Okulların açılması iyi mi oldu, kötü mü oldu bilmiyorum. Trafik allak bullak, sabahın köründen akşamın karanlığına kadar koşuşturma başladı. Çocukları mahmur gözlerle uyandırıp, yarı uyur yarı uyanık okula gönderiyoruz. Servisin ardından bakan anneler, çocuğu için okula koşturan babalar, araba ile çocuğu derse yetiştirmeye çalışan ve sonra işe gideceğim diye koşturan ebeveynler… Ne ararsanız var. Okul, sadece çocukların gittikleri bir yer değil; veliler de onların taşımacılığını yapıyor.
Okul hayatınız bitse bile ister 19 yıl okul okumuş olun, ister eğitim hayatınızı ilkokuldan terk etmiş olun eğitim hayatınız ile olan bağınız, çocuğunuzun eğitim hayatının uzunluğu kadardır. Oğlu veya kızı üniversite okuyan anne babalar, çocukları üniversiteyi bitirene kadar emekli olmayı bekliyorlar. O yüzden “Ben okudum, bitti,” yok! Çocuklar okulu bitirinceye kadar siz de okuyorsunuz. Her sene binlerce veli, çocukların okuyacakları okulları araştırıyor; ilkokulundan, ortaokuluna, lisesine, üniversitesine kadar. Öğretmenlerinden okul çevresine kadar her şeyi araştırıyorlar.
İçimizdeki o korku ve aradığımız o umut, ilkokul sıralarından başlıyor. Öğretmenin yanına gidip veli olarak konuşmaya başladığımızda, öğretmenin ağzından dökülecek olumlu veya olumsuz cümlelere kitleniyoruz. Çocuklarımızın eğitim hayatları, yediğimiz yemekten ve giyimimizden daha önemli. Dişimizden tırnağımızdan arttırdıklarımızı çocuğun özel dersine, formasına, ayakkabısına ayırıyoruz.

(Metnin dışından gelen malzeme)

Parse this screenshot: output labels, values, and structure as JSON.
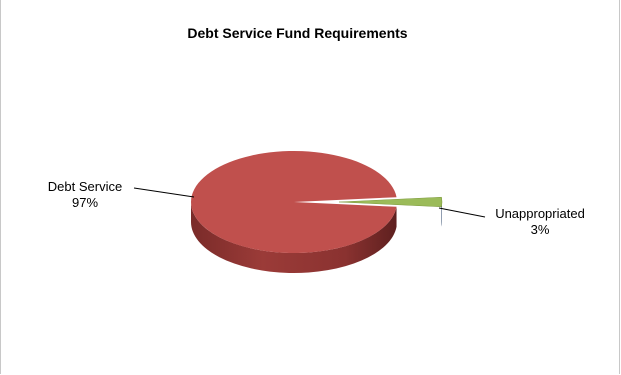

Çocuklarımızı da bu minvalde fedakârlık yapmaları konusunda uyarıyoruz. “Bak, senin için nelere katlanıyorum; çalış, büyük adam ol,” diyoruz.
Eğitim, en çok eleştirilen ve en çok umut edilen kavramdır. Bir meslek sahibi olmanın, para kazanmanın, hayatını idame ettirmenin eğitimden geçtiği anlayışı toplumun geneline sirayet etmiş. Ancak çevrede, eğitim almadığı halde iş güç sahibi olmuş ve hayatını kazanan birçok insan var. Bizler, bireyin eğitimini okuldan ibaret sanıyoruz. Ancak eğitim de öğretim de evden başlar; anne babadan, çevreden, komşudan, sokaktan başlar. Maalesef okul hayatı bile çevrede edinilen davranışları düzeltmeye yetmeyebilir.
Eğitimin geleceğe olan katkısı yadsınamaz. Anne babaları bu konuda teşvik etmek tabii ki önemlidir. Ancak eğitimin davranışlara, söylemlere inmediği bir eğitim sistemİ ki bu eğitim sistemi aileden kaynaklanır, oradan başlar uzmanlığında eğitimli, ancak davranışlarında eğitimsiz bireyler ortaya çıkartıyor.
“Eğitim şart” diyoruz ya hep. Bunun nedeni, toplumu şekillendirenin eğitim olması. Her birey, toplumu oluştururken öğrendiklerini topluma getirir ve başkalarını etkiler. Eğitimsiz bireyler, başka eğitimsiz bireyleri harekete geçirir. Toplum eğitimsiz bireylerle doldukça, bu yaşadığımız çevrenin her tarafına yansır. Okul, öğretmen, çevre seçtiğimiz kadar; çocuklarımızın davranışlarını iyi yönde şekillendirmeye zaman ayırırsak ne okul ne öğretmen ne de iyi bir muhitte iyi bir okul aramak zorunda kalmayacağız.
Sonuç olarak, okulların açılması sadece çocuklar için değil, ebeveynler için de yeni bir dönemin başlangıcını ifade ediyor. Bu süreçte hem çocuklar hem de veliler için zorluklar ve fedakârlıklar kaçınılmaz. Ancak bu yoğun tempo, uzun vadede çocukların eğitimi ve gelecekteki başarıları için atılan önemli bir adım olarak değerlendirilmeli. Ebeveynler olarak çocuklarımızın en iyi eğitimi alması için gösterdiğimiz çaba, onların hayatında derin izler bırakacaktır. Unutmayalım ki bu yolculukta hem onlar hem de bizler, her geçen gün öğrenmeye ve gelişmeye devam ediyoruz.